EL MUNDO ES ANSÍ
POR ahora, de todo lo visto en España lo que más me ha impresionado ha sido ese escudo de la plaza de Navaridas con sus corazones y sus puñales y su dolorosa sentencia: «El mundo es ansí».
Como no puedo dormir bien en esta casa grande y sombría, he pasado algunas horas comentando, sin querer, esa frase, y por lo mismo que es muy vaga y muy general, la he aplicado a muchas cosas.
¡El mundo es ansí! Es verdad. Todo es dureza todo crueldad, todo egoísmo. ¡En la vida de la persona menos cruel, cuarta injusticia, cuánta ingratitud!… El mundo es ansí.

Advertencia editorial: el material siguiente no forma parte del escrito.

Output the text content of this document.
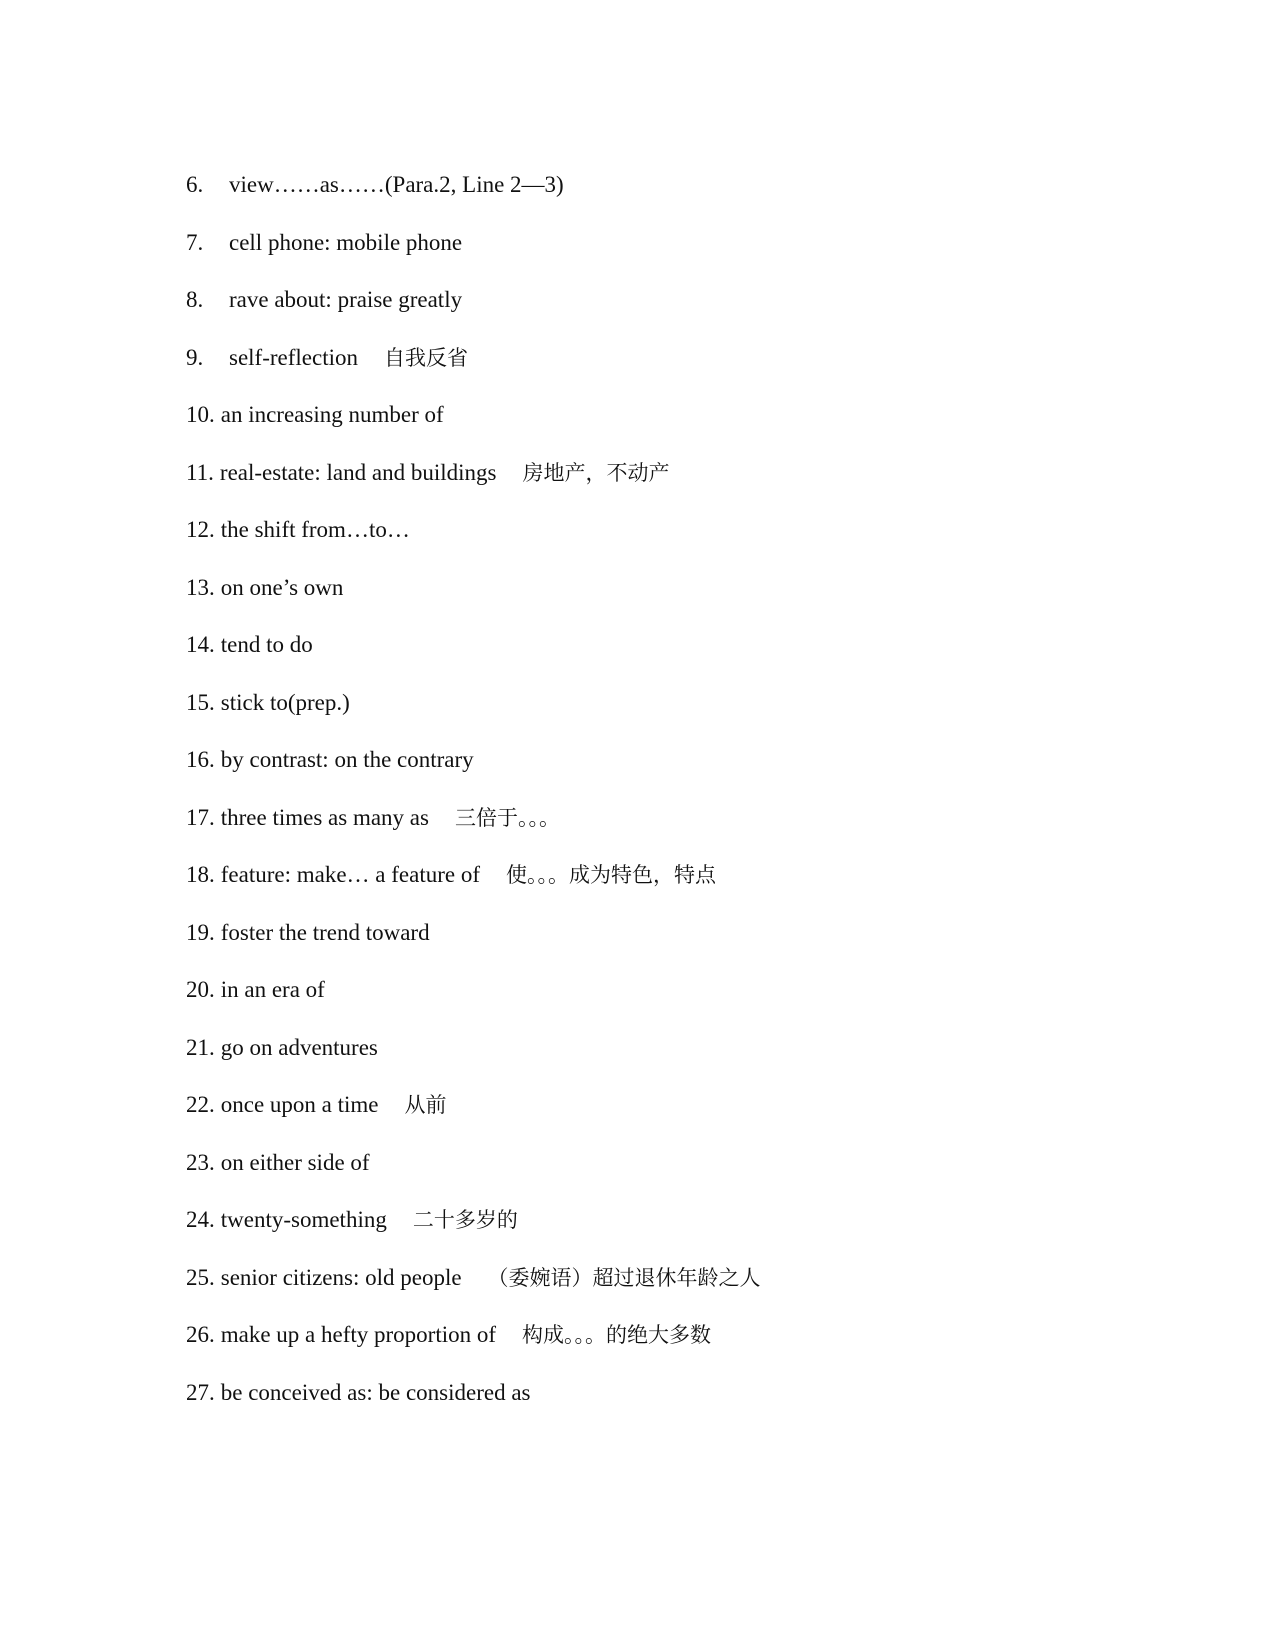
6. view……as……(Para.2, Line 2—3)
7. cell phone: mobile phone
8. rave about: praise greatly
9. self-reflection 自我反省
10. an increasing number of
11. real-estate: land and buildings 房地产，不动产
12. the shift from…to…
13. on one’s own
14. tend to do
15. stick to(prep.)
16. by contrast: on the contrary
17. three times as many as 三倍于。。。
18. feature: make… a feature of 使。。。成为特色，特点
19. foster the trend toward
20. in an era of
21. go on adventures
22. once upon a time 从前
23. on either side of
24. twenty-something 二十多岁的
25. senior citizens: old people （委婉语）超过退休年龄之人
26. make up a hefty proportion of 构成。。。的绝大多数
27. be conceived as: be considered as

He repasado en mi memoria los accidentes de mi vida y me he visto a mí misma como un monstruo. Desde aquella vieja nodriza, Matriona, que me quería tanto y que me despidió deshecha en lágrimas cuando me fui de Rusia, hasta ese pobre pintor húngaro que nos consideraba a Olga y a mí como dos seres angelicales y a quien no fui a ver al dejar Florencia, ni me he ocupado de él. ¡Cuánta ingratitud! ¡Cuánto dolor producido a los demás de una manera caprichosa e indiferente!
Esta casa me entristece. Lo único alegre en ella es ese mirador en donde suelo tener a la niña y desde el que se divisa un panorama tan espléndido.
Ya deseo marcharme d e aquí.
El otro día dimos una vuelta alrededor del pueblo, al oscurecer, una de mis cuñadas y yo. Al volver hacia casa, ya de noche, me chocó ver tanta gente en la calle.
—¿Qué pasa? —le pregunté a mi cuñada.
—Van a la novena de las Ánimas —me contestó—. ¿Quieres que entremos en la iglesia?
—Bueno.
No sé si esperaría hacer una conversión y llevar un alma por el buen sendero católico.
Entramos; delante del altar mayor había un ataúd negro colocado sobre un catafalco, vestido de paños también negros, que tenían aplicadas unas calaveras recortadas en papel blanco. A los lados brillaban filas de cirios amarillos.
Era una cosa al mismo tiempo imponente y grotesca, ridícula y horrible.
La nave de la iglesia se veía llena de mujeres con mantillas negras y de campesinos envueltos en mantas y en trajes remendados.
Salimos, y este hormigueo de hombres desarrapados por la callejuela estrecha y mal iluminada por lámparas eléctricas cansadas y rojizas, me pareció una cosa completamente siniestra.